Surely the problem here is context. I think it it right (appropriate) for a person to be able to determine which gender (or none) they would like to be treated as by the world in general - if I want to identify as a woman I would like that on my passport and I don't want people telling me I'm not because I carry certain DNA markers. But if I went mad and said I wanted to carry a child and wanted expensive fertility treatment I think that a doctor pointing out that I am genetically a man is entirely appropriate, as it would be if I fell sick and was diagnosed with prostate cancer, or was refused a cervical screen, despite being identified as a 'woman' on documents.

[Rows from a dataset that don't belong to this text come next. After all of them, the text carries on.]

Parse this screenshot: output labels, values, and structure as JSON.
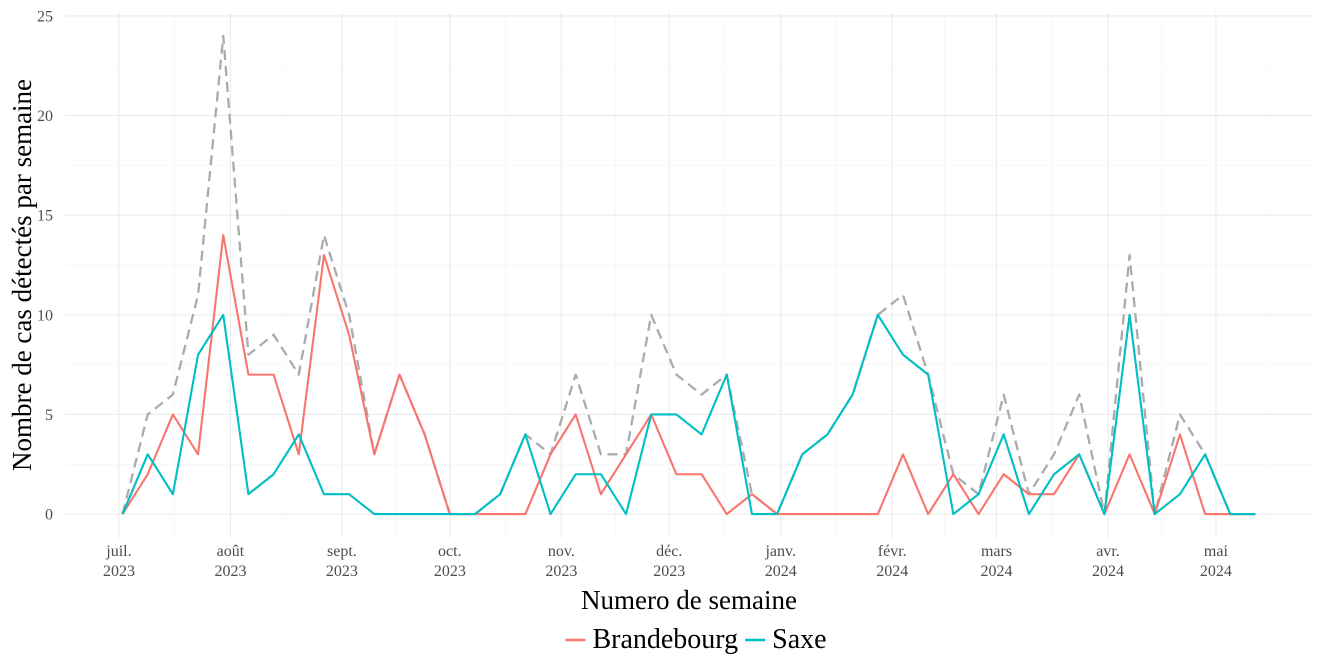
{
  "chart_data": {
    "type": "line",
    "xlabel": "Numero de semaine",
    "ylabel": "Nombre de cas détectés par semaine",
    "x": [
      "2023-07-02",
      "2023-07-09",
      "2023-07-16",
      "2023-07-23",
      "2023-07-30",
      "2023-08-06",
      "2023-08-13",
      "2023-08-20",
      "2023-08-27",
      "2023-09-03",
      "2023-09-10",
      "2023-09-17",
      "2023-09-24",
      "2023-10-01",
      "2023-10-08",
      "2023-10-15",
      "2023-10-22",
      "2023-10-29",
      "2023-11-05",
      "2023-11-12",
      "2023-11-19",
      "2023-11-26",
      "2023-12-03",
      "2023-12-10",
      "2023-12-17",
      "2023-12-24",
      "2023-12-31",
      "2024-01-07",
      "2024-01-14",
      "2024-01-21",
      "2024-01-28",
      "2024-02-04",
      "2024-02-11",
      "2024-02-18",
      "2024-02-25",
      "2024-03-03",
      "2024-03-10",
      "2024-03-17",
      "2024-03-24",
      "2024-03-31",
      "2024-04-07",
      "2024-04-14",
      "2024-04-21",
      "2024-04-28",
      "2024-05-05",
      "2024-05-12"
    ],
    "series": [
      {
        "name": "Brandebourg",
        "color": "#F8766D",
        "line_style": "solid",
        "values": [
          0,
          2,
          5,
          3,
          14,
          7,
          7,
          3,
          13,
          9,
          3,
          7,
          4,
          0,
          0,
          0,
          0,
          3,
          5,
          1,
          3,
          5,
          2,
          2,
          0,
          1,
          0,
          0,
          0,
          0,
          0,
          3,
          0,
          2,
          0,
          2,
          1,
          1,
          3,
          0,
          3,
          0,
          4,
          0,
          0,
          0
        ]
      },
      {
        "name": "Saxe",
        "color": "#00BFC4",
        "line_style": "solid",
        "values": [
          0,
          3,
          1,
          8,
          10,
          1,
          2,
          4,
          1,
          1,
          0,
          0,
          0,
          0,
          0,
          1,
          4,
          0,
          2,
          2,
          0,
          5,
          5,
          4,
          7,
          0,
          0,
          3,
          4,
          6,
          10,
          8,
          7,
          0,
          1,
          4,
          0,
          2,
          3,
          0,
          10,
          0,
          1,
          3,
          0,
          0
        ]
      },
      {
        "color": "#ABABAB",
        "line_style": "dashed",
        "values": [
          0,
          5,
          6,
          11,
          24,
          8,
          9,
          7,
          14,
          10,
          3,
          7,
          4,
          0,
          0,
          1,
          4,
          3,
          7,
          3,
          3,
          10,
          7,
          6,
          7,
          1,
          0,
          3,
          4,
          6,
          10,
          11,
          7,
          2,
          1,
          6,
          1,
          3,
          6,
          0,
          13,
          0,
          5,
          3,
          0,
          0
        ]
      }
    ],
    "xlim": [
      "2023-06-16",
      "2024-05-28"
    ],
    "ylim": [
      -1.2,
      25.2
    ],
    "y_ticks": [
      0,
      5,
      10,
      15,
      20,
      25
    ],
    "x_ticks": [
      {
        "date": "2023-07-01",
        "month": "juil.",
        "year": "2023"
      },
      {
        "date": "2023-08-01",
        "month": "août",
        "year": "2023"
      },
      {
        "date": "2023-09-01",
        "month": "sept.",
        "year": "2023"
      },
      {
        "date": "2023-10-01",
        "month": "oct.",
        "year": "2023"
      },
      {
        "date": "2023-11-01",
        "month": "nov.",
        "year": "2023"
      },
      {
        "date": "2023-12-01",
        "month": "déc.",
        "year": "2023"
      },
      {
        "date": "2024-01-01",
        "month": "janv.",
        "year": "2024"
      },
      {
        "date": "2024-02-01",
        "month": "févr.",
        "year": "2024"
      },
      {
        "date": "2024-03-01",
        "month": "mars",
        "year": "2024"
      },
      {
        "date": "2024-04-01",
        "month": "avr.",
        "year": "2024"
      },
      {
        "date": "2024-05-01",
        "month": "mai",
        "year": "2024"
      }
    ],
    "grid": true,
    "legend": {
      "position": "bottom"
    }
  }
}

Changing rooms, single-sex events etc. fall into the context when being an intact male (or in intact female, although that is historically far less of an issue) may be relevant in determining access. As is the actual intact state of an individual involved with intimate examinations etc. when the person being examined cares what 'sex' (not gender) they are being examined by.

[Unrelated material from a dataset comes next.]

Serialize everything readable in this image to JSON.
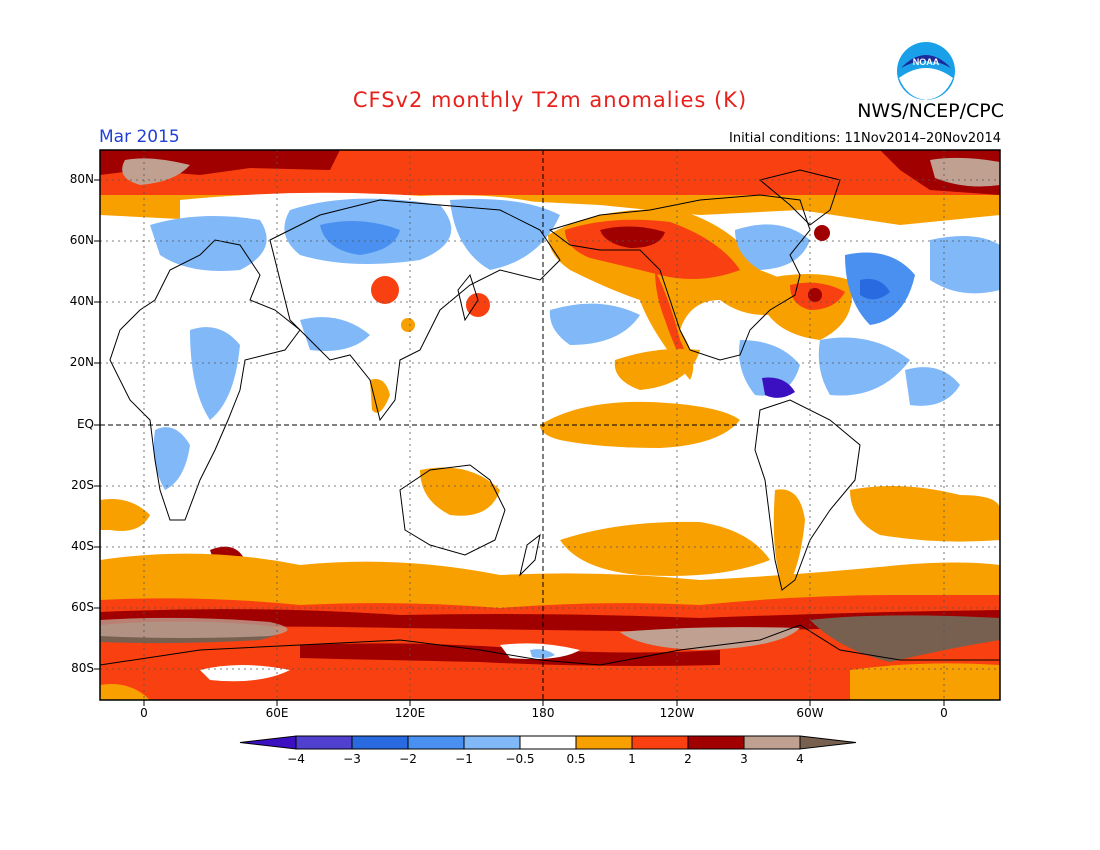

I think that government moves on easing gender identification and change (as a general issue) should not be overtaken by companies or authorities moving to a reductio ad absurdum position of giving access everywhere to anyone claiming to be anything.


And when it comes to monitoring 'sexism' and the way that women are, or aren't, treated fairly, to blur what being a 'woman' means is to make future analysis far less meaningful. There are always people who will game situations. 'All women' shortlists make sense when we are talking about sex, much less so when talking about gender.


Of course it can be argued that the actual proportion of people who would wish to really change gender identity (permanently or on occasion) is vanishingly small (well under 1% of the general population) - but if that is so why are we opening the floodgates to predatory people (where the number is certainly much larger) to game the situation?

In the past everyone changed in the small cubicles alongside the pool. Maybe something like that, with some larger ones for families?


That wouldn't address the issue of people wanting to join single-sex swimming sessions, of course. How do you balance the rights of different groups, for example trans vs people who for faith or other reasons can't join mixed sessions?


I do think even voyeurism can be harmful. When the mother and baby session starts on a Friday morning I've seen men in the other section whose heads go up like dogs spotting a squirrel. Whether they're looking at the mothers or the children I'm not sure but at lease there's a rope between them.